NAOMI MUGURUMA, SENIOR MARKET ECONOMIST AT MITSUBISHI UFJ MORGAN STANLEY SECURITIES
“With forward guidance, the BOJ showed its commitment to a prolonged period of ultra-low rates.
“The central bank clearly differentiated the tweaks of this time from the indication of future tightening or rate hikes.
“The yen weakened, Japanese bond futures declined and stocks rose slightly due to unwinding of excess market expectations of higher interest rates. In that sense, the BOJ may yield initial success in sending market signals on its policy intentions.
“The BOJ remains in a bind, though, as it tries to control bond yields while allowing them to move more flexibly. This means that the BOJ’s financial market bureau shoulders a lot of homework.”
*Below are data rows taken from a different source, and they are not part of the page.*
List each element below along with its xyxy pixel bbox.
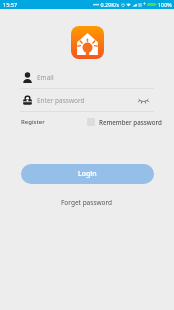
staticText: 100% [158,1,172,8]
staticText: Login [78,169,97,179]
staticText: ••• 0.29K/s [93,1,120,8]
staticText: 15:57 [3,1,18,8]
button[interactable]: Remember password [87,116,162,128]
staticText: + [143,1,146,8]
staticText: Register [21,118,45,126]
button[interactable]: Forget password [59,196,115,209]
staticText: Email [37,73,54,82]
button[interactable]: Register [20,116,46,128]
button[interactable]: Show password [136,93,150,107]
staticText: Enter password [37,96,85,105]
staticText: Remember password [99,118,162,126]
button[interactable]: Enter password [0,89,174,112]
button[interactable]: Login [21,164,154,184]
button[interactable]: Email [0,66,174,89]
staticText: Forget password [61,198,113,207]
RODRIGO CATRIL, SENIOR FX STRATEGIST, NATIONAL AUSTRALIA BANK, SYDNEY
“The Bank of Japan has not changed its policy officially and there is a commitment to keep its easy policy for longer.
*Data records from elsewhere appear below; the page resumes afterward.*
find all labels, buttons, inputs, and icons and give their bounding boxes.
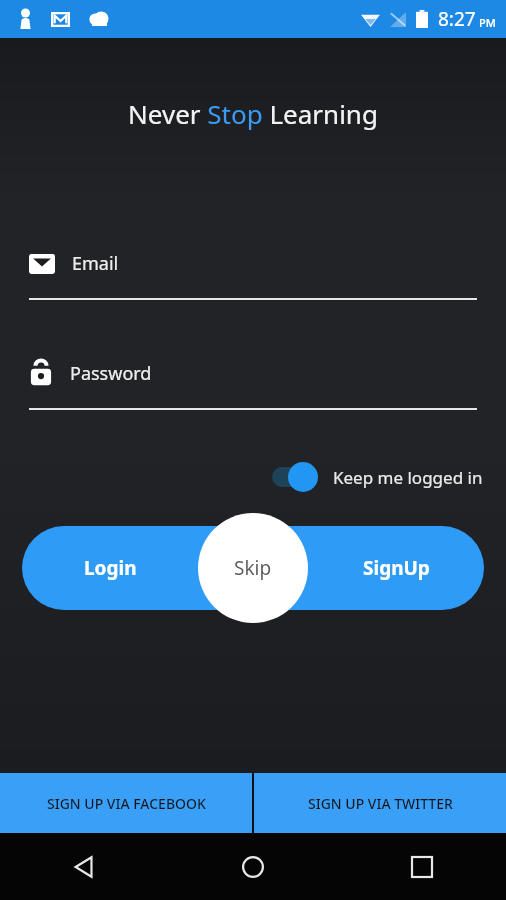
staticText: Email	[72, 251, 119, 276]
button[interactable]: SIGN UP VIA FACEBOOK	[0, 773, 252, 833]
staticText: Skip	[234, 555, 272, 581]
staticText: PM	[479, 15, 496, 30]
button[interactable]: Email	[29, 251, 477, 300]
staticText: Keep me logged in	[333, 466, 483, 489]
button[interactable]: SIGN UP VIA TWITTER	[254, 773, 506, 833]
button[interactable]: Password	[29, 360, 477, 410]
button[interactable]: Back	[0, 833, 168, 900]
staticText: SignUp	[363, 555, 430, 581]
staticText: Never Stop Learning	[128, 96, 378, 131]
button[interactable]: Skip	[198, 513, 308, 623]
button[interactable]: Keep me logged in	[268, 458, 485, 496]
button[interactable]: SignUp	[308, 526, 484, 610]
staticText: Login	[84, 555, 137, 581]
staticText: SIGN UP VIA FACEBOOK	[47, 794, 206, 813]
button[interactable]: Recent apps	[337, 833, 506, 900]
staticText: Password	[70, 361, 152, 386]
button[interactable]: Login	[22, 526, 198, 610]
staticText: 8:27	[438, 6, 476, 32]
staticText: SIGN UP VIA TWITTER	[308, 794, 453, 813]
button[interactable]: Home	[168, 833, 337, 900]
“The big question of the moment however is what does its intention of flexibility around the 10-year target of zero mean. At this point, it’s very unclear what they mean by allowing long-term rates to go up and down. That is as vague as it can be. The proof will be in how they react in the open market operations. It will be interesting to see how they allow 10-year JGB rates to increase. That will set a tone for the market.
“Then the big question would be to what extent will the BOJ buy JGBs. Their guidance of 80 trillion, as we know, has been just a guidance since the yield curve control was introduced. They have been buying at a much slower pace. So from an easing perspective they have essentially been tapering. If there’s more tapering from this new policy then the question will be how the market reacts to that. But that remains to be seen.
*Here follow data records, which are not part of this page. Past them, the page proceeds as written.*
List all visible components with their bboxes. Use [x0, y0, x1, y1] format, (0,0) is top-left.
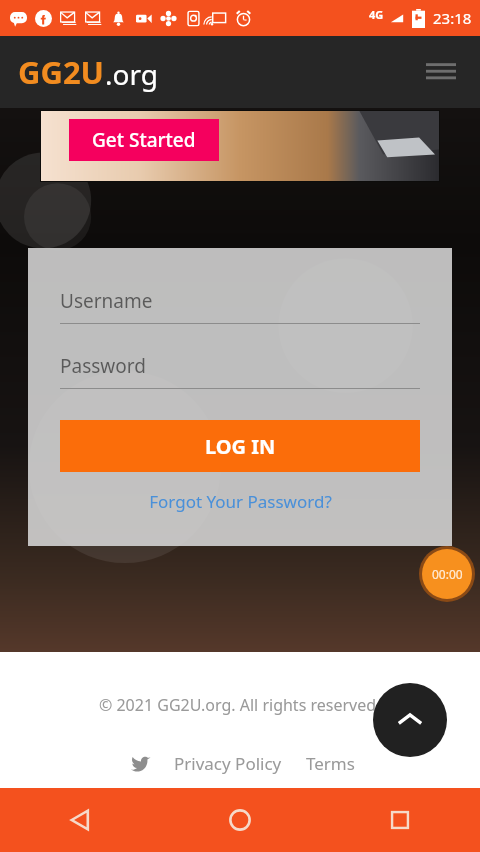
button[interactable]: Home — [160, 788, 320, 852]
button[interactable]: Recent apps — [320, 788, 480, 852]
staticText: 4G — [369, 7, 384, 22]
button[interactable]: Open navigation menu — [416, 47, 466, 97]
button[interactable]: Username — [60, 288, 420, 324]
staticText: 23:18 — [433, 8, 472, 28]
button[interactable]: Scroll to top — [373, 683, 447, 757]
button[interactable]: Privacy Policy — [174, 752, 282, 775]
button[interactable]: Get Started — [69, 119, 219, 161]
button[interactable]: Terms — [306, 752, 355, 775]
staticText: LOG IN — [205, 433, 276, 460]
staticText: Forgot Your Password? — [149, 490, 332, 513]
staticText: Privacy Policy — [174, 752, 282, 775]
staticText: Password — [60, 353, 146, 379]
staticText: GG2U — [18, 51, 105, 93]
staticText: .org — [105, 55, 158, 93]
staticText: Get Started — [92, 127, 196, 153]
button[interactable]: 00:00 — [422, 549, 472, 599]
button[interactable]: Password — [60, 353, 420, 389]
staticText: Terms — [306, 752, 355, 775]
button[interactable]: Twitter — [126, 748, 156, 778]
button[interactable]: LOG IN — [60, 420, 420, 472]
staticText: 00:00 — [432, 566, 463, 582]
button[interactable]: GG2U — [0, 36, 480, 108]
button[interactable]: Back — [0, 788, 160, 852]
button[interactable]: Get Started — [41, 111, 439, 181]
staticText: Username — [60, 288, 153, 314]
button[interactable]: Forgot Your Password? — [60, 490, 420, 513]
staticText: © 2021 GG2U.org. All rights reserved. — [99, 694, 381, 716]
“We now have to see what Kuroda says. That will give us some clarity in terms of what the flexibility means. The market is definitely cautious at this point. Hopefully we’ll get some more clarity when Kuroda speaks later today.”
NICK TWIDALE, ANALYST, RAKUTEN SECURITIES AUSTRALIA, SYDNEY
“The market is a little bit disappointed. I think there is some propensity for USD/JPY to move higher in the short-term back up to 112.50 and then look to challenge 113 levels. What we were looking for was a bit of clarification certainly on the YCC control, moving forward. It’s what the market hinted we get and we’ve got half of what was expected. Because we’ve had such a good move in USD/JPY down from 113 to 111 level I think there is the propensity for it to retrace some of that.
“We got the news to the market and it came a week ago, we had the reaction to that. Now they’ve come through and give a bit more clarity. I think it’s been a fairly smooth operation, they’ve done a good job in that respect.
“Some of the people are referring to stealth tapering and I think that is an important factor. That could see yen appreciation over a more medium-term.”
HIROAKI MUTOU, CHIEF ECONOMIST, TOKAI TOKYO RESEARCH INSTITUTE
“It is a very mild policy change by the BOJ but its policy vector is heading towards tightening. The BOJ’s message was to let long-term yields go higher.
“I think the BOJ was successful in tweaking its policy scheme which did not greatly impact markets but introduced a tool, forward guidance for policy rates, for future tightening.
“The BOJ will be able to send a subtle message to the markets by tweaking its words in forward guidance for policy rates in the future.”